Deputy head of Central and Western District Council quits Hong Kong’s Democrats
Victor Yeung says he is bringing his 22-year membership to an end due to personal reasons, leaving party with seven seats on municipal bodies, compared with 91 returned in 2019.
The vice-chairman of the Central and Western District Council, one of just dozens of pan-democratic councillors remaining in the municipal-level bodies in Hong Kong, has quit the opposition Democratic Party after being a member for 22 years.
Victor Yeung Sui-yin on Saturday said in a party instant messaging group he had withdrawn due to personal reasons.
“I have been with the Democratic Party for 22 years and it was my honour to work together with all of you,” he said. “Now I have to leave because of personal reasons.”
Neither Yeung nor Democratic Party chairman Lo Kin-hei responded to the Post’s inquiries on Sunday.
Yeung, who is a solicitor by profession, was one of roughly 60 pan-democratic district councillors whose oath of office were confirmed late last year under a new requirement that led to hundreds of opposition bloc figures leaving the neighbourhood bodies. They were worried they would have to pay back their entire accrued salaries if ousted over their pledges.
The dozens remaining in the bodies is in stark contrast to the situation in November 2019, when the opposition camp swept the district council election, taking 392 of the 452 seats.

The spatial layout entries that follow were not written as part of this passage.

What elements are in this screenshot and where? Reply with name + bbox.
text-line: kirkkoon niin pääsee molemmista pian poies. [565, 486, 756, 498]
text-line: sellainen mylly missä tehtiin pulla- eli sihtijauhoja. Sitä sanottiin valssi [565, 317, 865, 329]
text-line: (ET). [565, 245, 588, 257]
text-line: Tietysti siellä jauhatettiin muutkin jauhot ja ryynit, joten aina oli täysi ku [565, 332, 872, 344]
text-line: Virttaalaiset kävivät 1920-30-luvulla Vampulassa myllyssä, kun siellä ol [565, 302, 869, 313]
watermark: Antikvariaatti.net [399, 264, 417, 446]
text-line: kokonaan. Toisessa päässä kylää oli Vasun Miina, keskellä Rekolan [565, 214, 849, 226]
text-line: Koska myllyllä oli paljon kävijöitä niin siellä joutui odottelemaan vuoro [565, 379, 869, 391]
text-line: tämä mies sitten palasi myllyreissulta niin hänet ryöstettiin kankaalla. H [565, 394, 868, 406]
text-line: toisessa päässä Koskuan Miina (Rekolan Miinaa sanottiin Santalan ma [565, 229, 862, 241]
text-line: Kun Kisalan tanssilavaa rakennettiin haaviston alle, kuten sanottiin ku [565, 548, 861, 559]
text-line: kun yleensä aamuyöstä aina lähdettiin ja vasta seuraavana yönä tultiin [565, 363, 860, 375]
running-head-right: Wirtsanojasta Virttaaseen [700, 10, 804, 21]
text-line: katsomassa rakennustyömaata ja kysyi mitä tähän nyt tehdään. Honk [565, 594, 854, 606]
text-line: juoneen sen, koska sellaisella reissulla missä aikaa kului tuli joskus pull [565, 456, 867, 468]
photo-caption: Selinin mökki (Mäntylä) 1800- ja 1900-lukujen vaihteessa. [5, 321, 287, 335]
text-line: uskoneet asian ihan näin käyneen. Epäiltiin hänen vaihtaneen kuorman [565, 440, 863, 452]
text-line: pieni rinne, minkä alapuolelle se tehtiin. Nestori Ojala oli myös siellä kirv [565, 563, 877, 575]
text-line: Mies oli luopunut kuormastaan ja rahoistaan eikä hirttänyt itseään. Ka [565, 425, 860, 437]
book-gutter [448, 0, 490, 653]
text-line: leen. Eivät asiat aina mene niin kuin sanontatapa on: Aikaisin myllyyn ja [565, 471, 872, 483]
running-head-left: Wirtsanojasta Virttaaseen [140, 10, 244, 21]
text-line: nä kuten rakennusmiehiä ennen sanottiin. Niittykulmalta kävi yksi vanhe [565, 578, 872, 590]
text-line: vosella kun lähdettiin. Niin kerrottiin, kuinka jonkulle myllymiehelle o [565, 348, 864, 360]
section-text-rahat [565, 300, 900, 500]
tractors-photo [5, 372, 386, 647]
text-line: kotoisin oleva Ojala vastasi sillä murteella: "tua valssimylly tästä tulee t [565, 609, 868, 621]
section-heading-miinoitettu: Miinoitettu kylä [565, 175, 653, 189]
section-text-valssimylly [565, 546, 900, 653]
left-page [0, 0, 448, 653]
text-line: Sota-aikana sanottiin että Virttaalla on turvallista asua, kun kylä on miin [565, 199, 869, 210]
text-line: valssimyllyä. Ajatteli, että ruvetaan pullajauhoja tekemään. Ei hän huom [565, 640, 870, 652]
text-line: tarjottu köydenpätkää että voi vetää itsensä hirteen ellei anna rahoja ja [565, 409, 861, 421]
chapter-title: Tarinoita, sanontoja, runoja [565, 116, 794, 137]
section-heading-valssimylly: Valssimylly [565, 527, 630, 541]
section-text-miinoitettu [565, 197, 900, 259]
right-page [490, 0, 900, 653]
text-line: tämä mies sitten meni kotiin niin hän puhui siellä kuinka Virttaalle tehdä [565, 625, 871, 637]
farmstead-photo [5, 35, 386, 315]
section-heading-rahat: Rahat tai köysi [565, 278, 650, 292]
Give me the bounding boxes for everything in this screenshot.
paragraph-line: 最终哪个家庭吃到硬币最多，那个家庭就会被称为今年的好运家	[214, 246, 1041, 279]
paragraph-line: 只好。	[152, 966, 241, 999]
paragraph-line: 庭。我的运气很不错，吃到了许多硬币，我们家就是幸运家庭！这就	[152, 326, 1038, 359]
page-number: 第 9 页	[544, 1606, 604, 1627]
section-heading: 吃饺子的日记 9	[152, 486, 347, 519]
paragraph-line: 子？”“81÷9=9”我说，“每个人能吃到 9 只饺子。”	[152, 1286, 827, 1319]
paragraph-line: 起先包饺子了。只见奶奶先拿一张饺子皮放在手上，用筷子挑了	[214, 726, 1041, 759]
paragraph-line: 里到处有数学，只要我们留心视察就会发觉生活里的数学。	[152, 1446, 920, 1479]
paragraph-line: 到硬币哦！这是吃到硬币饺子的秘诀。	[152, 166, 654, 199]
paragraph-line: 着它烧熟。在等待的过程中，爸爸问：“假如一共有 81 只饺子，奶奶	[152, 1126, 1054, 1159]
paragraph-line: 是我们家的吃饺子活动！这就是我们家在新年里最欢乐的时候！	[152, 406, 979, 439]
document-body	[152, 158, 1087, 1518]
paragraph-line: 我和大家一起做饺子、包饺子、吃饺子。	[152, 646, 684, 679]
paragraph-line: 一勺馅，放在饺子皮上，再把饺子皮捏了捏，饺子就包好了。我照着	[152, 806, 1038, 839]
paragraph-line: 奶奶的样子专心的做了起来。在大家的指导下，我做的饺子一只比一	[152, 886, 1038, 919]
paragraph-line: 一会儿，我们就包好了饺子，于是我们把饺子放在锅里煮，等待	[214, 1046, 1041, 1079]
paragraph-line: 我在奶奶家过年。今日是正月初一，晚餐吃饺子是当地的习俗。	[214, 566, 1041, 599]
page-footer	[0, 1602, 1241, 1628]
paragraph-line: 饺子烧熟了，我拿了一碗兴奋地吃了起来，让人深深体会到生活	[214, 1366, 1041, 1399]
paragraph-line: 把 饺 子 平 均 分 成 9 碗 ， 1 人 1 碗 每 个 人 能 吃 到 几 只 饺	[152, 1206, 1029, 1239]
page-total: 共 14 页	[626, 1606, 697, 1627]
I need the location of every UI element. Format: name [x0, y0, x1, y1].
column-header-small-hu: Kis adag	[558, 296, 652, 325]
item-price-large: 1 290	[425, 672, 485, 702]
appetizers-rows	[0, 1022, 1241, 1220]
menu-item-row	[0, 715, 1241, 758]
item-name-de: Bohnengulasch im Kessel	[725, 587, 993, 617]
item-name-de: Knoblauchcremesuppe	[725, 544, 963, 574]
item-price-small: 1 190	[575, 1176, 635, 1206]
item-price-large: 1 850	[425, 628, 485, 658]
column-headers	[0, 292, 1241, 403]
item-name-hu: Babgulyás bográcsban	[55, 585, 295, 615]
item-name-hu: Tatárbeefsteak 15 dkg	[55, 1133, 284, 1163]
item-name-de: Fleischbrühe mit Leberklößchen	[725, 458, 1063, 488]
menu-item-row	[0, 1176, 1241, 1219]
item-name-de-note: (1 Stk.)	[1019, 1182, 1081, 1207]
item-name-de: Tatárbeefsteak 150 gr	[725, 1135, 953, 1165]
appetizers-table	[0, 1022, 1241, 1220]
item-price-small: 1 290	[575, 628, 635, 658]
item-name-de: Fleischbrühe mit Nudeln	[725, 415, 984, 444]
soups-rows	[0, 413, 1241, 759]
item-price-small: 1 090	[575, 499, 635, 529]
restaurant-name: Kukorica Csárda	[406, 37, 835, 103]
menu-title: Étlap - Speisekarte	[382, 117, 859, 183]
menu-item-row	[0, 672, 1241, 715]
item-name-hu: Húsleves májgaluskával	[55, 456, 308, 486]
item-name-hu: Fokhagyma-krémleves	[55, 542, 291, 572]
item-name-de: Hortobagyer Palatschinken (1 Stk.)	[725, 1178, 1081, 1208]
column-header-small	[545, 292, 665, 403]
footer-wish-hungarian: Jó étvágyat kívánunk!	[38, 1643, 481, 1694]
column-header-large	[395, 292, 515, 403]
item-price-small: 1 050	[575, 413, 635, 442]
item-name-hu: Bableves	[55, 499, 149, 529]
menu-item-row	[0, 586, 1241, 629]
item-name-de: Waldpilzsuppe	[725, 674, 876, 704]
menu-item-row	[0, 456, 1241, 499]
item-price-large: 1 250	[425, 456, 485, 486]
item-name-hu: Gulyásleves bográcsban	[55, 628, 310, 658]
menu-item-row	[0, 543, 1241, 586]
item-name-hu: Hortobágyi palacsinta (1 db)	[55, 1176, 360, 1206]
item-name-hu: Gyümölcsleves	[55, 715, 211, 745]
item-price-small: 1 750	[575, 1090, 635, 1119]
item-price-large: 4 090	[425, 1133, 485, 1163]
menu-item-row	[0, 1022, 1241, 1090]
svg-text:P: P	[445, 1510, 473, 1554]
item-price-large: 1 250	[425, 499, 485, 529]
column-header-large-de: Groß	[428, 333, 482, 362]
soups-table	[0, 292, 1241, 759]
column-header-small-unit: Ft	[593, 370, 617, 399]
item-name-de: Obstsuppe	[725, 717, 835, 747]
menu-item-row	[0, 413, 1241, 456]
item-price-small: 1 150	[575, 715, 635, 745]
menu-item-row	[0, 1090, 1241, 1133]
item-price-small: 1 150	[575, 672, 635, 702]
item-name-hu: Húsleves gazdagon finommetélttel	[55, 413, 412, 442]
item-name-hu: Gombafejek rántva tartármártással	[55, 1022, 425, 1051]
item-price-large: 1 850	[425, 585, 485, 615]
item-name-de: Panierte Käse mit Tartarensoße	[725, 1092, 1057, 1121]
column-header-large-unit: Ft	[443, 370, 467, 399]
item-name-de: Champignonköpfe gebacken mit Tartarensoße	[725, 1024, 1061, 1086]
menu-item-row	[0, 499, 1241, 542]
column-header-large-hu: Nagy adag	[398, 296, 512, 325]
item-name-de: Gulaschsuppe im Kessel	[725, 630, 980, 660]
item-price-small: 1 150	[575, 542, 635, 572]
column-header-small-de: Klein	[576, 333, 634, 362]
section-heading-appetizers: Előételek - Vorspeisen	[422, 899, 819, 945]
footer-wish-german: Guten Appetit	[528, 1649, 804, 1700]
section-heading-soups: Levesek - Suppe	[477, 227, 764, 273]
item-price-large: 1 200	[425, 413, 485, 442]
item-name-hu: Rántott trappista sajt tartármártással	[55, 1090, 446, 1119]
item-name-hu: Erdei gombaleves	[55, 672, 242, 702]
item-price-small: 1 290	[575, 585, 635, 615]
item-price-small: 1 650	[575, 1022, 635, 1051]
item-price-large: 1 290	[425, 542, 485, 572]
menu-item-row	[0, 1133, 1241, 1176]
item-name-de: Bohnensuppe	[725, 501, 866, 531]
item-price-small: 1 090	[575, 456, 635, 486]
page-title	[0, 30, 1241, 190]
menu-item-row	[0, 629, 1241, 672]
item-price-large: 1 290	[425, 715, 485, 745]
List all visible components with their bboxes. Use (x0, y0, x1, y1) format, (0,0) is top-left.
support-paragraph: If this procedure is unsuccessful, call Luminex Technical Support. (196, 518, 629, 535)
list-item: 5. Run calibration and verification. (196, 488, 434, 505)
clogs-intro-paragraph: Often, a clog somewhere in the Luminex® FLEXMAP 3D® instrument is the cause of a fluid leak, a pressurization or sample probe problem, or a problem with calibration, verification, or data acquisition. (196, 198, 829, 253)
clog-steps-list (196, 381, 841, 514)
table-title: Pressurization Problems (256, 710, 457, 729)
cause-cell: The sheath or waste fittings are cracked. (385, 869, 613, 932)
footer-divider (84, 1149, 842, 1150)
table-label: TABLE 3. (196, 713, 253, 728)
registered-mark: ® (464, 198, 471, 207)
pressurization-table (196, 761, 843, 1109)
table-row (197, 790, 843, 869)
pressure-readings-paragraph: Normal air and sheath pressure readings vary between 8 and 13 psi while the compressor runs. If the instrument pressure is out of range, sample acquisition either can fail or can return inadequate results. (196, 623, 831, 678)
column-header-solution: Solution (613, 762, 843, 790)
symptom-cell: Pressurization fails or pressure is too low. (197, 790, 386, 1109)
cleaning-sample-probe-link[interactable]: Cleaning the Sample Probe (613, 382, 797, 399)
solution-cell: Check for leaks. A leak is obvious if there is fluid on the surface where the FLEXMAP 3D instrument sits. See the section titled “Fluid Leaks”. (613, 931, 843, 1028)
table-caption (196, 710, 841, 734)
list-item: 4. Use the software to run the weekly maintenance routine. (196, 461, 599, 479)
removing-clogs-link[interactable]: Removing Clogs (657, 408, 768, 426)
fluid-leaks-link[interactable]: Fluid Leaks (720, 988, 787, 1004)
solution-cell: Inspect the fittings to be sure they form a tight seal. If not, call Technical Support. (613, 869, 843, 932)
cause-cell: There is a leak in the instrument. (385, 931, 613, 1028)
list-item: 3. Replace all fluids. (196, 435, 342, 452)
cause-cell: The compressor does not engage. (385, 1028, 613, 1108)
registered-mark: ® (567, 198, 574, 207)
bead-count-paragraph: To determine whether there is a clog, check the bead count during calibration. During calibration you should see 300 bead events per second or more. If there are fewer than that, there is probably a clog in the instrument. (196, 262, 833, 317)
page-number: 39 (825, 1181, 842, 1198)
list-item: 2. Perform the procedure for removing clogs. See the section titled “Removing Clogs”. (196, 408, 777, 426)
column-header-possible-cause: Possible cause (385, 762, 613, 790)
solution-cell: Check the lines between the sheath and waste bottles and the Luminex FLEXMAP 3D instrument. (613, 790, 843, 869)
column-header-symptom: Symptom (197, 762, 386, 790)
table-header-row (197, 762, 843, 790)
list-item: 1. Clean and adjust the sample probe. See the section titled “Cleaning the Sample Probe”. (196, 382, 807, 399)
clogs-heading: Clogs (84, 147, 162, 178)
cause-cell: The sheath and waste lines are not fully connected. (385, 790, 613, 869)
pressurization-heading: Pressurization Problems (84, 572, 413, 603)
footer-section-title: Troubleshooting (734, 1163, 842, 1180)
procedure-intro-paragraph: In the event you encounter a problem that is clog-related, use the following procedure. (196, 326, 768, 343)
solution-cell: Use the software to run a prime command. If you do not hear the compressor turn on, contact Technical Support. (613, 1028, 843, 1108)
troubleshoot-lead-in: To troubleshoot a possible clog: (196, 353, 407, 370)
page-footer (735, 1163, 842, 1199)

The Democratic Party was the biggest winner in the poll, taking 91 seats, but it has just seven district councillors remaining.
Yeung was elected to the Central and Western District Council in 2003, lost his seat in 2011 and staged a comeback in 2019. He was among those who recommended non-establishment hopefuls Jason Poon Chuk-hung and Daryl Choi Ming-hei to contest geographical constituencies in the Legislative Council election in December but neither candidate was successful.
Ivan Choy Chi-keung, a political scientist at Chinese University, said he believed that the Democrats working on the district councils had been under intense pressure from certain quarters to quit the party.
“Yeung’s decision to quit the Democratic Party unavoidably dealt another blow to the besieged group,” Choy said. “But it’s not a huge setback for the party as he is not so well-known among members of the public.”
In early 2020, Yeung represented then Democratic Party lawmaker Ted Hui Chi-fung in launching two private prosecutions in relation to the months-long anti-government protests in 2019.
The two cases concerned a police officer who shot a 21-year-old protester in the stomach amid a confrontation that November, and taxi driver Henry Cheng Kwok-chuen, who was accused of ramming a crowd of demonstrators the month before. But, both cases came to a halt after West Kowloon Court approved in August 2020 the justice department’s request to withdraw the charges over insufficient evidence.